Methodology for improved detection of low concentration metabolites in MRS: optimised combination of signals from multi-element coil arrays.

Author information

  • 1Sir Peter Mansfield Magnetic Resonance Centre, School of Physics and Astronomy, University of Nottingham, Nottingham, UK. Electronic address: emma.hall@nottingham.ac.uk.
  • 2Sir Peter Mansfield Magnetic Resonance Centre, School of Physics and Astronomy, University of Nottingham, Nottingham, UK.

Abstract

State of the art magnetic resonance imaging (MRI) scanners are generally equipped with multi-element receive coils; 16 or 32 channel coils are common.

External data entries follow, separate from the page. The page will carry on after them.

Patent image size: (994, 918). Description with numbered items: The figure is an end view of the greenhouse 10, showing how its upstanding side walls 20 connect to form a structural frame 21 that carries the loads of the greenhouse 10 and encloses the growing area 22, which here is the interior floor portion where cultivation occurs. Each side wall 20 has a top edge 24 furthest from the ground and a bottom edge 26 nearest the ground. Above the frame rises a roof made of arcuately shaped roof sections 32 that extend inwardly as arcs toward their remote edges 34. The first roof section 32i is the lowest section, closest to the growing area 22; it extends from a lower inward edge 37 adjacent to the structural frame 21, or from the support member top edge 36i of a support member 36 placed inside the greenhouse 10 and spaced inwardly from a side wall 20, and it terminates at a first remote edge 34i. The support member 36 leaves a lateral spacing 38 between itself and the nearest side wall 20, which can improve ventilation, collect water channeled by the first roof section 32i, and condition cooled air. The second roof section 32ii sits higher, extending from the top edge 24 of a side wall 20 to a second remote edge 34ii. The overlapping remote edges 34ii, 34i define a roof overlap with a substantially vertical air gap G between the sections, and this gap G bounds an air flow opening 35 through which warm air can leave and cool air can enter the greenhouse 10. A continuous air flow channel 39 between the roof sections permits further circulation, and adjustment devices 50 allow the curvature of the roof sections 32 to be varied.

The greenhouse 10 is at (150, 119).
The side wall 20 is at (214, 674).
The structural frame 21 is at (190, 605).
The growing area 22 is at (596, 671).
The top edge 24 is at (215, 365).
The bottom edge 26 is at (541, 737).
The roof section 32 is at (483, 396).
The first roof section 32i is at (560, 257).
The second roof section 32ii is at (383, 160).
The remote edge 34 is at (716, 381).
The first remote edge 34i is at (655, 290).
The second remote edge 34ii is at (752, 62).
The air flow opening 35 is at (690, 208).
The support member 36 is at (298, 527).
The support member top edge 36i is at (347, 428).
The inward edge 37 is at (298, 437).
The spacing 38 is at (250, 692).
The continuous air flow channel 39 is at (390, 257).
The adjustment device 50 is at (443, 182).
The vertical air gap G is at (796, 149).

Their development has been predominant for parallel imaging to enable faster scanning. Less consideration has been given to localized magnetic resonance spectroscopy (MRS). Multinuclear studies, for example (31)P or (13)C MRS, are often conducted with a single element coil located over the region of interest. (1)H MRS studies have generally employed the same multi-element coils used for MRI, but little consideration has been given as to how the spectroscopic data from the different channels are combined. In many cases it is simply co-added with detrimental effect on the signal to noise ratio. In this study, we derive the optimum method for combining multi-coil data, namely weighting with the ratio of signal to the square of the noise. We show that provided that the noise is uncorrelated, this is the theoretical optimal combination. The method is demonstrated for in vivo proton MRS data acquired using a 32 channel receive coil at 7T in four different brain areas; left motor and right motor, occipital cortex and medial frontal cortex.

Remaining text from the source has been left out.